Einstieg in den Stream und allgemeine Smalltalk
00:00:02Verena begrüßt die Zuschauer und spielt Musik von Spotify, die dem Stream eine lockere Atmosphäre verleiht. Sie unterhält sich mit den Chattern über verschiedene Themen wie Homeoffice versus Arbeitslosigkeit und teilt persönliche Anekdoten über ihre täglichen Routinen und ihren Hund Peggy.

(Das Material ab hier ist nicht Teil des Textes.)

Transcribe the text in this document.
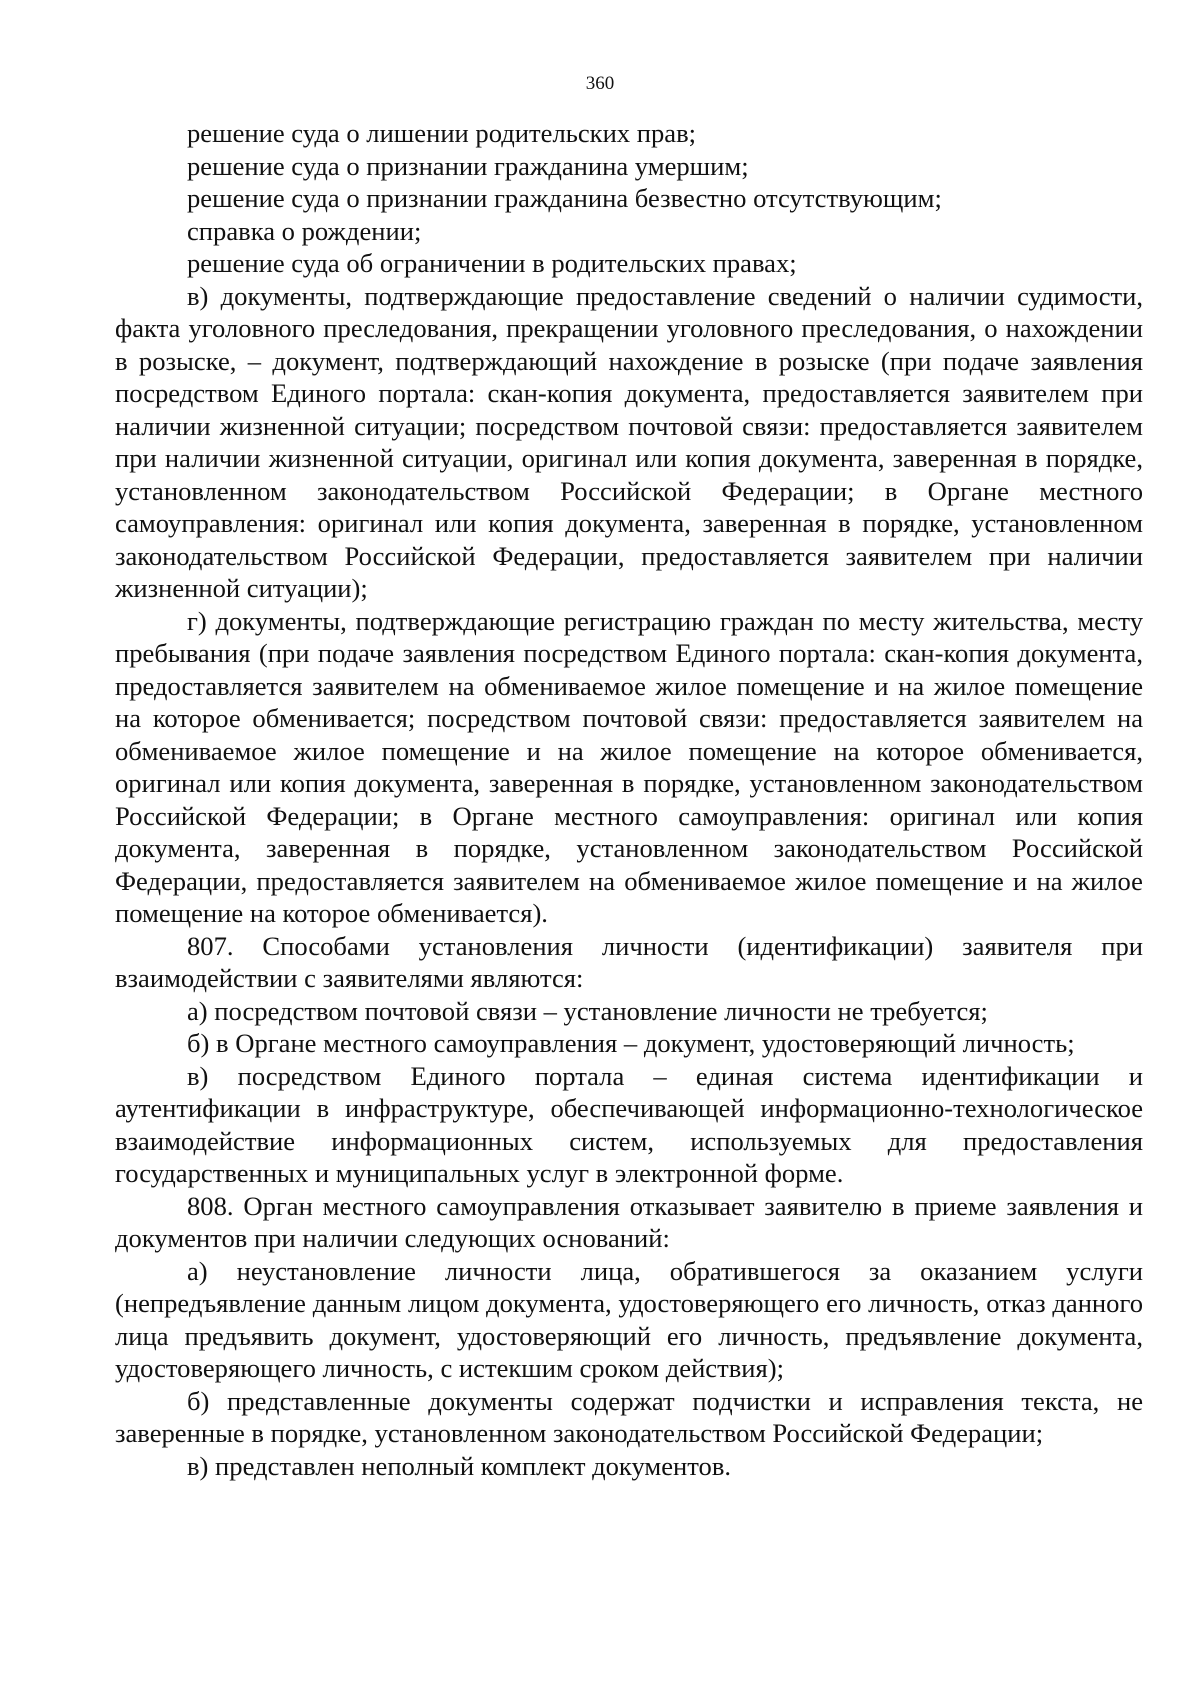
360

решение суда о лишении родительских прав;

решение суда о признании гражданина умершим;

решение суда о признании гражданина безвестно отсутствующим;

справка о рождении;

решение суда об ограничении в родительских правах;

в) документы, подтверждающие предоставление сведений о наличии судимости, факта уголовного преследования, прекращении уголовного преследования, о нахождении в розыске, – документ, подтверждающий нахождение в розыске (при подаче заявления посредством Единого портала: скан-копия документа, предоставляется заявителем при наличии жизненной ситуации; посредством почтовой связи: предоставляется заявителем при наличии жизненной ситуации, оригинал или копия документа, заверенная в порядке, установленном законодательством Российской Федерации; в Органе местного самоуправления: оригинал или копия документа, заверенная в порядке, установленном законодательством Российской Федерации, предоставляется заявителем при наличии жизненной ситуации);

г) документы, подтверждающие регистрацию граждан по месту жительства, месту пребывания (при подаче заявления посредством Единого портала: скан-копия документа, предоставляется заявителем на обмениваемое жилое помещение и на жилое помещение на которое обменивается; посредством почтовой связи: предоставляется заявителем на обмениваемое жилое помещение и на жилое помещение на которое обменивается, оригинал или копия документа, заверенная в порядке, установленном законодательством Российской Федерации; в Органе местного самоуправления: оригинал или копия документа, заверенная в порядке, установленном законодательством Российской Федерации, предоставляется заявителем на обмениваемое жилое помещение и на жилое помещение на которое обменивается).

807. Способами установления личности (идентификации) заявителя при взаимодействии с заявителями являются:

а) посредством почтовой связи – установление личности не требуется;

б) в Органе местного самоуправления – документ, удостоверяющий личность;

в) посредством Единого портала – единая система идентификации и аутентификации в инфраструктуре, обеспечивающей информационно-технологическое взаимодействие информационных систем, используемых для предоставления государственных и муниципальных услуг в электронной форме.

808. Орган местного самоуправления отказывает заявителю в приеме заявления и документов при наличии следующих оснований:

а) неустановление личности лица, обратившегося за оказанием услуги (непредъявление данным лицом документа, удостоверяющего его личность, отказ данного лица предъявить документ, удостоверяющий его личность, предъявление документа, удостоверяющего личность, с истекшим сроком действия);

б) представленные документы содержат подчистки и исправления текста, не заверенные в порядке, установленном законодательством Российской Федерации;

в) представлен неполный комплект документов.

Die Interaktion mit der Community ist dabei sehr lebhaft und sie gibt auch mal einen Einblick in ihren privaten Alltag, wie einen Friseurbesuch.
Technische Vorbereitungen für das Business-Thema
00:06:32Nach einer kurzen Unterbrechung, in der Verena den Chat auf Updates prüft und technische Kleinigkeiten klärt, wechselt sie das Thema. Sie kündigt an, nun ernsthaft mit Business-Sachen zu beginnen, insbesondere mit der Erstellung des Finanzplans für ihre bevorstehende Gründung. Dies leitet den Hauptteil des Streams ein, in dem sie ihre Selbstständigkeit im Marketingbereich und die Vision für ihre zukünftige GmbH erläutert.
Tiefergehende Überlegungen zum Community-Aufbau
00:17:55Verena vertieft sich in eine Diskussion über die Herausforderungen und Potenziale von Community-Building für Marken. Sie kritisiert die einseitige Kommunikation in Kanälen wie WhatsApp und erörtert alternative Plattformen wie Discord und Reddit. Anhand von Beispielen wie Holi und Fressnapf analysiert sie, wie Marken authentische Austauschräume für gemeinsame Interessen schaffen können, anstatt nur rein produktnahe Kommunikation zu betreiben.
Überlegungen zur Datenauswertung und Suche nach Lösungen
00:36:59Inspiriert von der Community-Diskussion, denkt Verena darüber nach, die Interaktion in den Discord-Servern ihrer Partnermarken besser zu analysieren. Sie sucht aktiv nach jemandem, der ihr einen sogenannten 'Crawler' entwickeln kann – ein Skript, das Daten aus diesen Servern ausliest und in eine CSV-Datei exportiert. Sie hofft, so quantitative Daten über die Community-Aktivität zu erhalten, um ihre strategischen Überlegungen zu untermauern.
Fokus auf den Finanzplan für die GmbH-Gründung
01:00:45Nachdem sie die technischen und strategischen Überlegungen abgeschlossen hat, lenkt Verena den Fokus endgültig auf das Hauptziel des Streams. Sie stellt klar, dass sie seit August als Marketingmanagerin tätig ist und ein Ökosystem aus Marken, Agenturen und Influencern aufgebaut hat. Der nun folgende Finanzplan ist ein entscheidendes Instrument, um potenzielle Investoren von der Skalierbarkeit und Rentabilität ihrer geplanten GmbH zu überzeugen und das Kapital für die ersten Betriebsjahre sichern zu können.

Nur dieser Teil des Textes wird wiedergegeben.